Students spent less time completing the AR observation (M = 4.09, SD = 3.55) than the CBCT interpretation (M = 15.21, SD = 8.01), and the difference was statistically significant. The three-dimensional visualization and manipulation of the AR model led to improved interpretation, better understanding, and faster answering of the survey questions compared to CBCT images. The faster completion of the survey in the AR model could be due to the repetition of the questions. The same questions were answered in the first model tested. Reading the question the second time would be much faster than reading it the first time.

Faculty should choose the teaching and learning method that closely matches the preferred student’s learning style, as it has been reported that most students prefer interactive teaching, including the VR model [13,14]. The AR model helped the students to manipulate structural separation and superposition and allowed the user to rotate the tooth model 360°. The present study found that participating students (93%) preferred AR simulation over CBCT images. However, past research has recommended that the VR model should not be used solely in teaching, even if students like it, because they should be trained on the different radiographic imaging modalities utilized in clinical practice and CBCT interpretations [7].

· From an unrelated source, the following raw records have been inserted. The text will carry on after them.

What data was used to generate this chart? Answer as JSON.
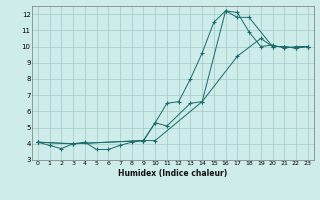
{
  "xlabel": "Humidex (Indice chaleur)",
  "bg_color": "#cdecea",
  "grid_color": "#aacfcd",
  "line_color": "#1a6b6b",
  "ylim": [
    3.0,
    12.5
  ],
  "xlim": [
    -0.5,
    23.5
  ],
  "yticks": [
    3,
    4,
    5,
    6,
    7,
    8,
    9,
    10,
    11,
    12
  ],
  "xticks": [
    0,
    1,
    2,
    3,
    4,
    5,
    6,
    7,
    8,
    9,
    10,
    11,
    12,
    13,
    14,
    15,
    16,
    17,
    18,
    19,
    20,
    21,
    22,
    23
  ],
  "line1_x": [
    0,
    1,
    2,
    3,
    4,
    5,
    6,
    7,
    8,
    9,
    10,
    11,
    12,
    13,
    14,
    15,
    16,
    17,
    18,
    19,
    20,
    21,
    22,
    23
  ],
  "line1_y": [
    4.1,
    3.9,
    3.7,
    4.0,
    4.1,
    3.65,
    3.65,
    3.9,
    4.1,
    4.2,
    5.3,
    6.5,
    6.6,
    8.0,
    9.6,
    11.5,
    12.2,
    12.1,
    10.9,
    10.0,
    10.1,
    9.9,
    10.0,
    10.0
  ],
  "line2_x": [
    0,
    3,
    9,
    10,
    11,
    13,
    14,
    16,
    17,
    18,
    20,
    21,
    22,
    23
  ],
  "line2_y": [
    4.1,
    4.0,
    4.2,
    5.3,
    5.1,
    6.5,
    6.6,
    12.2,
    11.8,
    11.8,
    10.0,
    10.0,
    9.9,
    10.0
  ],
  "line3_x": [
    0,
    3,
    9,
    10,
    14,
    17,
    19,
    20,
    21,
    22,
    23
  ],
  "line3_y": [
    4.1,
    4.0,
    4.2,
    4.2,
    6.6,
    9.4,
    10.5,
    10.0,
    10.0,
    9.9,
    10.0
  ]
}
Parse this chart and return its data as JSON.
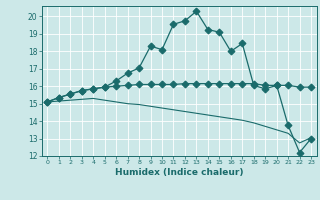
{
  "bg_color": "#cce8e8",
  "grid_color": "#c8dada",
  "line_color": "#1a6b6b",
  "xlabel": "Humidex (Indice chaleur)",
  "xlim": [
    -0.5,
    23.5
  ],
  "ylim": [
    12,
    20.6
  ],
  "yticks": [
    12,
    13,
    14,
    15,
    16,
    17,
    18,
    19,
    20
  ],
  "xticks": [
    0,
    1,
    2,
    3,
    4,
    5,
    6,
    7,
    8,
    9,
    10,
    11,
    12,
    13,
    14,
    15,
    16,
    17,
    18,
    19,
    20,
    21,
    22,
    23
  ],
  "line1_x": [
    0,
    1,
    2,
    3,
    4,
    5,
    6,
    7,
    8,
    9,
    10,
    11,
    12,
    13,
    14,
    15,
    16,
    17,
    18,
    19,
    20,
    21,
    22,
    23
  ],
  "line1_y": [
    15.1,
    15.35,
    15.55,
    15.75,
    15.85,
    15.95,
    16.3,
    16.75,
    17.05,
    18.3,
    18.1,
    19.55,
    19.75,
    20.3,
    19.25,
    19.1,
    18.0,
    18.45,
    16.05,
    15.85,
    16.05,
    13.75,
    12.2,
    13.0
  ],
  "line2_x": [
    0,
    1,
    2,
    3,
    4,
    5,
    6,
    7,
    8,
    9,
    10,
    11,
    12,
    13,
    14,
    15,
    16,
    17,
    18,
    19,
    20,
    21,
    22,
    23
  ],
  "line2_y": [
    15.1,
    15.35,
    15.55,
    15.75,
    15.85,
    15.95,
    16.0,
    16.05,
    16.1,
    16.1,
    16.1,
    16.1,
    16.15,
    16.15,
    16.15,
    16.15,
    16.15,
    16.15,
    16.15,
    16.05,
    16.05,
    16.05,
    15.95,
    15.95
  ],
  "line3_x": [
    0,
    1,
    2,
    3,
    4,
    5,
    6,
    7,
    8,
    9,
    10,
    11,
    12,
    13,
    14,
    15,
    16,
    17,
    18,
    19,
    20,
    21,
    22,
    23
  ],
  "line3_y": [
    15.1,
    15.15,
    15.2,
    15.25,
    15.3,
    15.2,
    15.1,
    15.0,
    14.95,
    14.85,
    14.75,
    14.65,
    14.55,
    14.45,
    14.35,
    14.25,
    14.15,
    14.05,
    13.9,
    13.7,
    13.5,
    13.3,
    12.75,
    13.05
  ]
}
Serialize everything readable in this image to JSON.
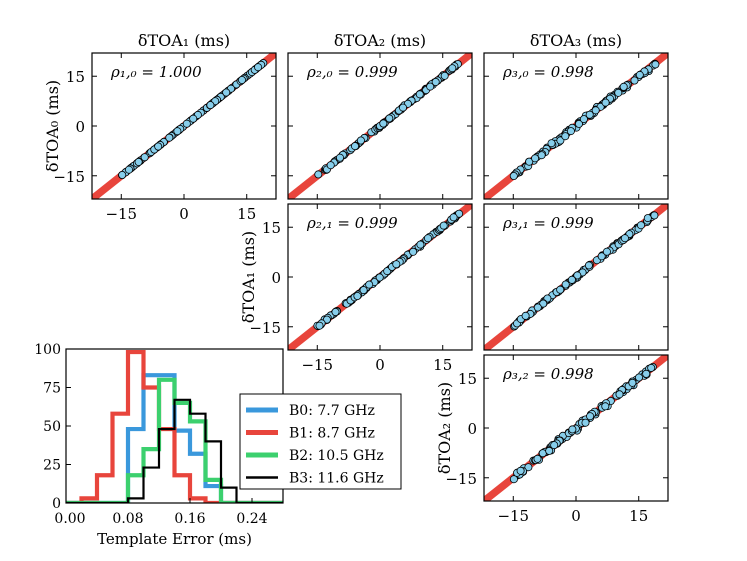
{
  "chart_data": {
    "type": "scatter-matrix-with-histogram",
    "title_colors": {
      "line": "#e8453c",
      "point": "#87ceeb"
    },
    "column_titles": [
      "δTOA₁ (ms)",
      "δTOA₂ (ms)",
      "δTOA₃ (ms)"
    ],
    "row_titles": [
      "δTOA₀ (ms)",
      "δTOA₁ (ms)",
      "δTOA₂ (ms)"
    ],
    "axis_range": [
      -22,
      22
    ],
    "ticks": [
      -15,
      0,
      15
    ],
    "tick_labels": [
      "−15",
      "0",
      "15"
    ],
    "panels": [
      {
        "id": "p10",
        "row": 0,
        "col": 0,
        "rho_label": "ρ₁,₀ = 1.000",
        "rho": 1.0
      },
      {
        "id": "p20",
        "row": 0,
        "col": 1,
        "rho_label": "ρ₂,₀ = 0.999",
        "rho": 0.999
      },
      {
        "id": "p30",
        "row": 0,
        "col": 2,
        "rho_label": "ρ₃,₀ = 0.998",
        "rho": 0.998
      },
      {
        "id": "p21",
        "row": 1,
        "col": 1,
        "rho_label": "ρ₂,₁ = 0.999",
        "rho": 0.999
      },
      {
        "id": "p31",
        "row": 1,
        "col": 2,
        "rho_label": "ρ₃,₁ = 0.999",
        "rho": 0.999
      },
      {
        "id": "p32",
        "row": 2,
        "col": 2,
        "rho_label": "ρ₃,₂ = 0.998",
        "rho": 0.998
      }
    ],
    "histogram": {
      "xlabel": "Template Error (ms)",
      "xlim": [
        0.0,
        0.28
      ],
      "ylim": [
        0,
        100
      ],
      "xticks": [
        0.0,
        0.08,
        0.16,
        0.24
      ],
      "xtick_labels": [
        "0.00",
        "0.08",
        "0.16",
        "0.24"
      ],
      "yticks": [
        0,
        25,
        50,
        75,
        100
      ],
      "ytick_labels": [
        "0",
        "25",
        "50",
        "75",
        "100"
      ],
      "bin_edges": [
        0.0,
        0.02,
        0.04,
        0.06,
        0.08,
        0.1,
        0.12,
        0.14,
        0.16,
        0.18,
        0.2,
        0.22,
        0.24,
        0.26,
        0.28
      ],
      "series": [
        {
          "name": "B0:  7.7 GHz",
          "color": "#3a98dc",
          "values": [
            0,
            0,
            0,
            0,
            48,
            83,
            83,
            47,
            32,
            11,
            0,
            0,
            0,
            0
          ]
        },
        {
          "name": "B1:  8.7 GHz",
          "color": "#e8453c",
          "values": [
            0,
            3,
            18,
            58,
            98,
            75,
            48,
            18,
            3,
            0,
            0,
            0,
            0,
            0
          ]
        },
        {
          "name": "B2: 10.5 GHz",
          "color": "#3cd06e",
          "values": [
            0,
            0,
            0,
            0,
            18,
            35,
            80,
            65,
            53,
            15,
            0,
            0,
            0,
            0
          ]
        },
        {
          "name": "B3: 11.6 GHz",
          "color": "#000000",
          "values": [
            0,
            0,
            0,
            0,
            3,
            23,
            48,
            67,
            58,
            40,
            10,
            0,
            0,
            0
          ]
        }
      ]
    }
  }
}
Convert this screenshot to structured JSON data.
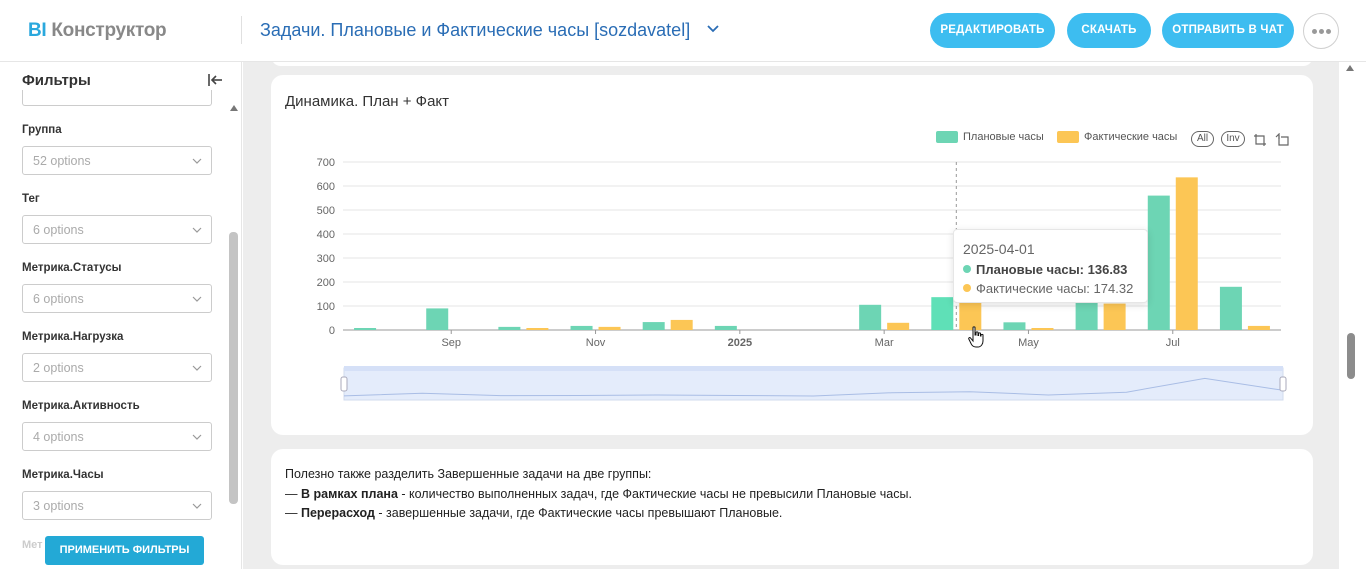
{
  "header": {
    "logo_bi": "BI",
    "logo_name": "Конструктор",
    "title": "Задачи. Плановые и Фактические часы [sozdavatel]",
    "buttons": {
      "edit": "РЕДАКТИРОВАТЬ",
      "download": "СКАЧАТЬ",
      "send": "ОТПРАВИТЬ В ЧАТ"
    }
  },
  "sidebar": {
    "title": "Фильтры",
    "filters": [
      {
        "label": "Группа",
        "placeholder": "52 options"
      },
      {
        "label": "Тег",
        "placeholder": "6 options"
      },
      {
        "label": "Метрика.Статусы",
        "placeholder": "6 options"
      },
      {
        "label": "Метрика.Нагрузка",
        "placeholder": "2 options"
      },
      {
        "label": "Метрика.Активность",
        "placeholder": "4 options"
      },
      {
        "label": "Метрика.Часы",
        "placeholder": "3 options"
      }
    ],
    "truncated_label": "Мет",
    "apply_button": "ПРИМЕНИТЬ ФИЛЬТРЫ"
  },
  "chart_card": {
    "title": "Динамика. План + Факт",
    "tools": {
      "all": "All",
      "inv": "Inv"
    },
    "tooltip": {
      "date": "2025-04-01",
      "planned_label": "Плановые часы:",
      "planned_value": "136.83",
      "actual_label": "Фактические часы:",
      "actual_value": "174.32"
    }
  },
  "chart_data": {
    "type": "bar",
    "categories": [
      "2024-08",
      "2024-09",
      "2024-10",
      "2024-11",
      "2024-12",
      "2025-01",
      "2025-02",
      "2025-03",
      "2025-04",
      "2025-05",
      "2025-06",
      "2025-07",
      "2025-08"
    ],
    "x_tick_labels": [
      "Sep",
      "Nov",
      "2025",
      "Mar",
      "May",
      "Jul"
    ],
    "x_tick_positions": [
      "2024-09",
      "2024-11",
      "2025-01",
      "2025-03",
      "2025-05",
      "2025-07"
    ],
    "y_ticks": [
      "0",
      "100",
      "200",
      "300",
      "400",
      "500",
      "600",
      "700"
    ],
    "ylim": [
      0,
      700
    ],
    "grid": true,
    "legend_position": "top-right",
    "series": [
      {
        "name": "Плановые часы",
        "color": "#6dd5b4",
        "values": [
          3,
          90,
          13,
          17,
          33,
          17,
          0,
          105,
          136.83,
          32,
          120,
          560,
          180
        ]
      },
      {
        "name": "Фактические часы",
        "color": "#fcc655",
        "values": [
          0,
          0,
          3,
          13,
          42,
          0,
          0,
          30,
          174.32,
          8,
          110,
          636,
          17
        ]
      }
    ]
  },
  "text_card": {
    "line1": "Полезно также разделить Завершенные задачи на две группы:",
    "line2_dash": "— ",
    "line2_bold": "В рамках плана",
    "line2_rest": " - количество выполненных задач, где Фактические часы не превысили Плановые часы.",
    "line3_dash": "— ",
    "line3_bold": "Перерасход",
    "line3_rest": " - завершенные задачи, где Фактические часы превышают Плановые."
  }
}
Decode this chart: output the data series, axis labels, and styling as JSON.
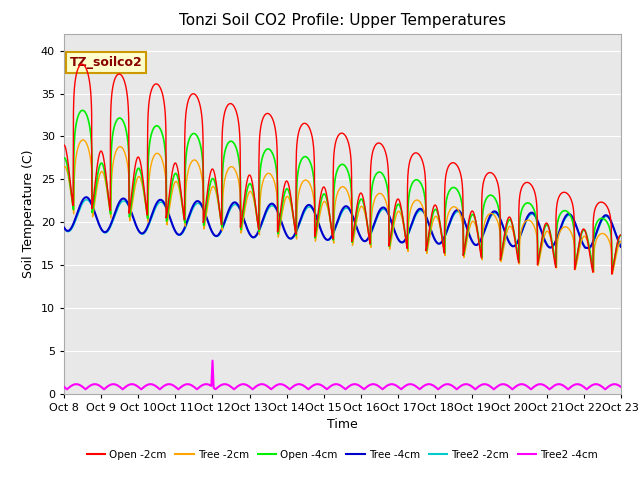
{
  "title": "Tonzi Soil CO2 Profile: Upper Temperatures",
  "xlabel": "Time",
  "ylabel": "Soil Temperature (C)",
  "annotation": "TZ_soilco2",
  "ylim": [
    0,
    42
  ],
  "xlim": [
    0,
    15
  ],
  "yticks": [
    0,
    5,
    10,
    15,
    20,
    25,
    30,
    35,
    40
  ],
  "xtick_labels": [
    "Oct 8",
    "Oct 9",
    "Oct 10",
    "Oct 11",
    "Oct 12",
    "Oct 13",
    "Oct 14",
    "Oct 15",
    "Oct 16",
    "Oct 17",
    "Oct 18",
    "Oct 19",
    "Oct 20",
    "Oct 21",
    "Oct 22",
    "Oct 23"
  ],
  "series": {
    "open_2cm": {
      "color": "#ff0000",
      "label": "Open -2cm"
    },
    "tree_2cm": {
      "color": "#ffa500",
      "label": "Tree -2cm"
    },
    "open_4cm": {
      "color": "#00ee00",
      "label": "Open -4cm"
    },
    "tree_4cm": {
      "color": "#0000cc",
      "label": "Tree -4cm"
    },
    "tree2_2cm": {
      "color": "#00cccc",
      "label": "Tree2 -2cm"
    },
    "tree2_4cm": {
      "color": "#ff00ff",
      "label": "Tree2 -4cm"
    }
  },
  "background_color": "#e8e8e8",
  "fig_background": "#ffffff",
  "grid_color": "#ffffff",
  "title_fontsize": 11,
  "axis_label_fontsize": 9,
  "tick_fontsize": 8
}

Results herein reported that few students experienced eye fatigue, nausea, and disorientation. These symptoms associated with the VR experience are called VR sickness or cybersickness. This phenomenon is like motion sickness, which occurs due to a disturbance in the perceptual system since the visual stimulation is inconsistent with the vestibular motion sensation [15].

The study employed an immersive metaverse environment requiring a stable Internet connection. While efforts were made to accommodate multiple users, the bandwidth limitations restricted simultaneous participation to four students. Additionally, managing headset battery life necessitated recharging after each use.

5. Conclusions

This study demonstrates the potential of AR as a valuable tool for enhancing dental students’ understanding of root canal anatomy. Our findings indicate that dental students who utilized AR technology exhibited significantly improved accuracy and efficiency in identifying root canal structures compared to those who relied solely on CBCT images. The positive feedback from students further supports the notion that AR provides a more engaging and practical learning experience.

While this study provides compelling evidence for the benefits of AR in dental education, further research is warranted to explore its long-term impact on clinical practice. Longitudinal studies are needed to assess whether improved knowledge acquired through AR translates to enhanced clinical skills and patient outcomes. Additionally, investigating the optimal integration of AR into dental curricula and the development of standardized assessment tools for AR-based learning are essential for maximizing its educational potential. By addressing these areas, future research can further solidify the role of AR as a transformative technology in dental education and contribute to the development of more skilled and confident dental practitioners.